Green Chevrolet-Chrysler spends about $20,000 per month on Web-based advertising, money well spent, says Erin Dresing, the store’s Internet marketing manager. “We’re big in AutoTrader, Cars.com and KBB.com.”

Each store has a website, and there is a group site “so customers can search the inventory at any of our Quad Cities stores,” Dresing says. The company also maintains www.greenchevy.net, a factory-required website that lists current Chevrolet incentives.

“I would confidently say that 80% of our customers have seen us online before they ever set foot in the dealership,” says Dresing. “If you’re not on line these days, you’re not visible.

“We’re looking at text marketing that sends messages to prospects’ phones. There are no old dogs around here thinking there’s only one way to sell a car.”

Many dealers have given up on newspaper advertising in favor of TV spots and an aggressive presence on the Web, but Jill Green still finds value in the printed page. “We’re in both newspapers, full-page, full-color every single day,” she says.

Keely Byars, director of advertising for the Quad-City Times, says her paper offers a frequency program to help its best customers increase sales in tough economic times.

“The package is focused on full-page ads and they receive discounts based on how many days a week they run,” Byars says. “We have a very strong reach in our market with our daily newspaper, website, mobile, email databases, Facebook and other ways to drive audience.”
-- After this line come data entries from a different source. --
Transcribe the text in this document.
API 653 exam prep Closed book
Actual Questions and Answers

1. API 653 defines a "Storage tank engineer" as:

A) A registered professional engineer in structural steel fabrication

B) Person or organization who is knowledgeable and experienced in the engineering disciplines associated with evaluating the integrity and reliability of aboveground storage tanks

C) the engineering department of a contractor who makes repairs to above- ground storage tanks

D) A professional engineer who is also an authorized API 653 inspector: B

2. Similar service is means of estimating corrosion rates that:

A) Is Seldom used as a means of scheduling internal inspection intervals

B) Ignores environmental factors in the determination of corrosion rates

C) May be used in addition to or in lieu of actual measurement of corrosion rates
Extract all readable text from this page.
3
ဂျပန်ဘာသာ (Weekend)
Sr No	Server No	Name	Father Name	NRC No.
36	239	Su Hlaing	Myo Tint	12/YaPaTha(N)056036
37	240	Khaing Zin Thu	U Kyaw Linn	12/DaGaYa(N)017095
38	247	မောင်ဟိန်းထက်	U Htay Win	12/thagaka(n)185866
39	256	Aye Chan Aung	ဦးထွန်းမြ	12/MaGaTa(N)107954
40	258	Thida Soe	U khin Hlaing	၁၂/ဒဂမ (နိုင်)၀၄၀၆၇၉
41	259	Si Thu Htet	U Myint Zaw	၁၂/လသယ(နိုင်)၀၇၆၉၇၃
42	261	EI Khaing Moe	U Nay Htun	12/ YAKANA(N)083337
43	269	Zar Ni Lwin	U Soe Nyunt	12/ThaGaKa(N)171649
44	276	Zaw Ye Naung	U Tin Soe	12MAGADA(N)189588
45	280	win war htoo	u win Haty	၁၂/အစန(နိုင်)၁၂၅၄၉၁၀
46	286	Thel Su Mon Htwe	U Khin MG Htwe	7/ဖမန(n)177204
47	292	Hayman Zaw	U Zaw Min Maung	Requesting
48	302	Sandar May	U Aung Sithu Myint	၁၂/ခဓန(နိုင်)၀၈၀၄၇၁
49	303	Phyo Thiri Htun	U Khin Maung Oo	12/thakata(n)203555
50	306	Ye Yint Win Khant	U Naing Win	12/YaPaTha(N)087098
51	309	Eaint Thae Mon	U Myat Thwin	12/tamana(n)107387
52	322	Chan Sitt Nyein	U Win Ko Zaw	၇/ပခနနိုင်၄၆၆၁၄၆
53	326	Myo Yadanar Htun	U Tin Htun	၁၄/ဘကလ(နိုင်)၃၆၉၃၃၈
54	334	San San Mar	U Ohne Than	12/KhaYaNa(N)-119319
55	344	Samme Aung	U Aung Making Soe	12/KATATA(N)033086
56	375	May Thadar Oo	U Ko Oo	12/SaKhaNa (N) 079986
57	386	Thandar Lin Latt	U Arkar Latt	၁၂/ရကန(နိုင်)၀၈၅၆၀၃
The Times currently runs between 10 and 25 full-page auto ads each day.

Green says the area’s economy has been relatively stable, thanks to employers such as Alcoa, John Deere and the Rock Island Arsenal. As a result, credit also is available.

“We have four or five local credit unions here that have been in business for a long time,” she says. “IH Mississippi Valley, Deere Employees, RIA. The majority of our financing goes through these credit unions.”

Auto dealers often feel at odds with credit unions. Two-tier pricing – one for “regular” customers and a preferential rate for those who also happened to be members of the credit union – often led dealers to ask, “Just whose customer is this?”

Some dealers also have accused some credit unions of raiding their customers by cutting dealers out as middlemen of indirect lending. Dealers say it is especially grating when credit unions do that with a customer referral.

But a credit union officer says his lending institution is going for a win-win.

“We want it to be a win for us, a win for the dealer, and a win for the buyer,” says Matt McCombs, executive vice president and chief operating officer of the 40,000-member DHCU Community Credit Union in the Quad-Cities.

He says loan pricing is done in such a way to be fair to credit union members, yet allowing dealers and his credit union to “come out of it making enough money to run our businesses successfully.”